Gaps created when managing non-human identities

Organizations that manage non-human identities by simply extrapolating the same processes they use for human identities face numerous challenges and inefficiencies. The problems with this approach are the manual processes, human errors, and the time required to onboard hundreds if not thousands of devices, service accounts, and secrets. Combining human and non-human identities within the same IAM data structure becomes cumbersome, inconsistent, and unacceptable for auditing purposes.

Legacy privileged access management (PAM) solutions are not suitable for hosting secrets associated with microservices, while new data structures must be built to hold and use secrets within cloud services. When secrets identities are not managed effectively within a modern PAM, DevOps processes, container orchestration, and automated deployments can potentially expose them. This can have far-reaching negative impacts.

While IAM systems can categorize human and non-human identities, they cannot separately collect several types of data for dissimilar identities. A data structure that includes 20 attributes—including first and last name, email address, and department—may be valid for a human identity. But when that same data structure includes 20 additional non-human attributes, the data structure becomes too unwieldy and inefficient.

Another problematic practice in managing non-human identities is hard-coding one-time credentials, certificates, and API keys within applications, devices, and microservices. This is a high-risk practice that can expose "keys to the kingdom secrets" to bad actors. All applications and devices should be required to automatically acquire the secrets they need for access and permissions from the PAM system.

Life cycle management of human and non-human identities can have many gaps due to multiple single-function tools for managing legacy passwords, privileged accounts, and deploying secrets. Additionally, an enterprise may lack the IGA processes that differentiate life cycle management for human and non-human identities.

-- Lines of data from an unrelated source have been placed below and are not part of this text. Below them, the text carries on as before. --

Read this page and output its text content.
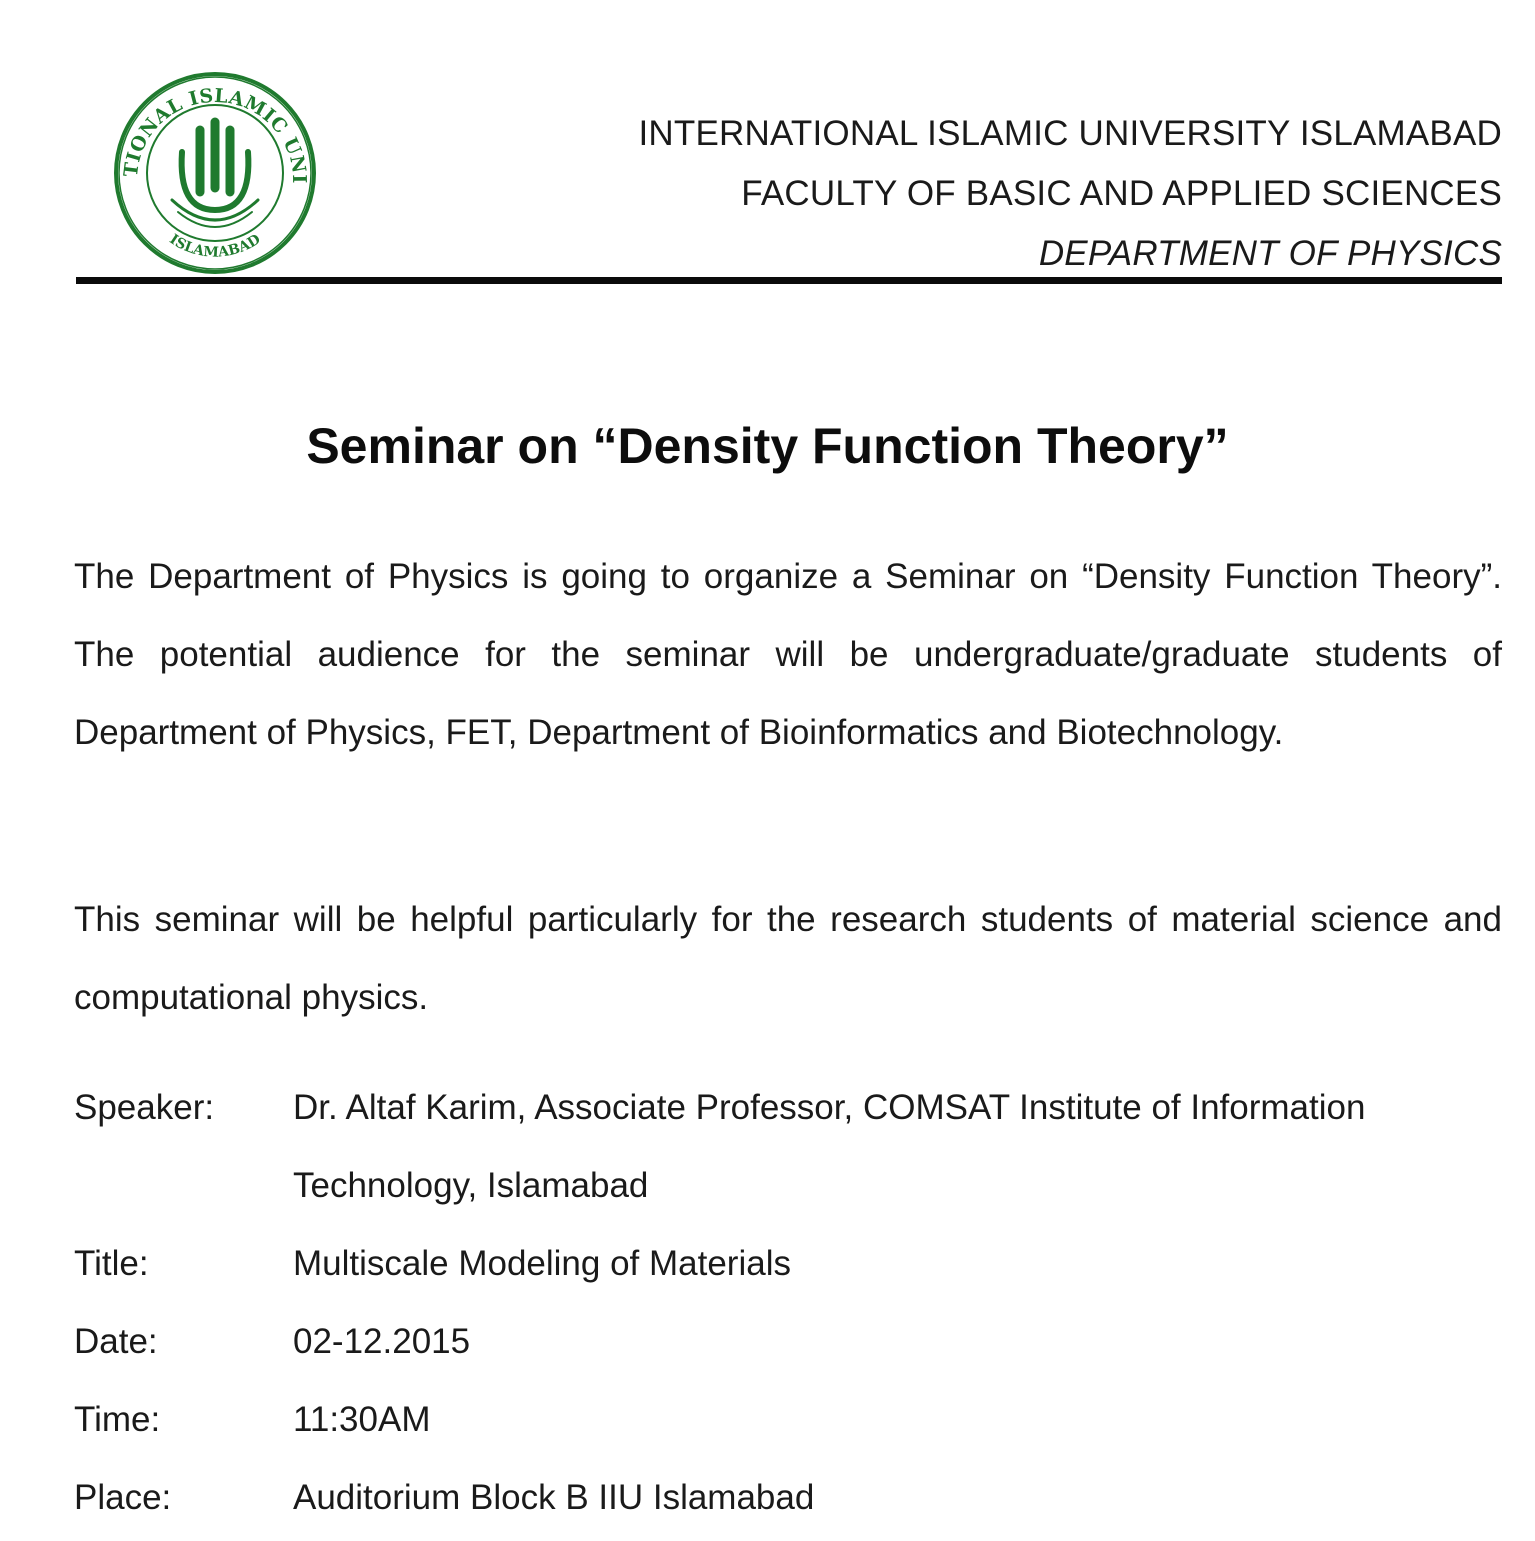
TIONAL ISLAMIC UNI
ISLAMABAD
INTERNATIONAL ISLAMIC UNIVERSITY ISLAMABAD
FACULTY OF BASIC AND APPLIED SCIENCES
DEPARTMENT OF PHYSICS
Seminar on “Density Function Theory”
The Department of Physics is going to organize a Seminar on “Density Function Theory”. The potential audience for the seminar will be undergraduate/graduate students of Department of Physics, FET, Department of Bioinformatics and Biotechnology.
This seminar will be helpful particularly for the research students of material science and computational physics.
Speaker:	Dr. Altaf Karim, Associate Professor, COMSAT Institute of Information Technology, Islamabad
Title:	Multiscale Modeling of Materials
Date:	02-12.2015
Time:	11:30AM
Place:	Auditorium Block B IIU Islamabad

A unified IAM and IGA platform, with separate data structures and processes, is the best practice for managing human and non-human identities. Another effective approach is having different modules within a unified IAM and IGA platform to manage the separate identities. There are four identity data structures or modules that should be separately provisioned within one IAM solution: humans, secrets, service accounts, and devices.

IAM and IGA systems and their processes need to be highly integrated to mitigate the gaps associated with access and authorization policies, connectivity between legacy and modern systems, and single-function tools. When recognizing the relevance of non-human identities, it is highly recommended that ways of managing access and securing the environment are also determined as a priority. Many companies that lack the domain expertise and experience, and do not want the responsibility, risk, costs, and time involved with in-house integration and management, need to seek outside assistance. However, it is important to assess their abilities as security integrators and managed security companies to address non-human identities as efficiently as human identities.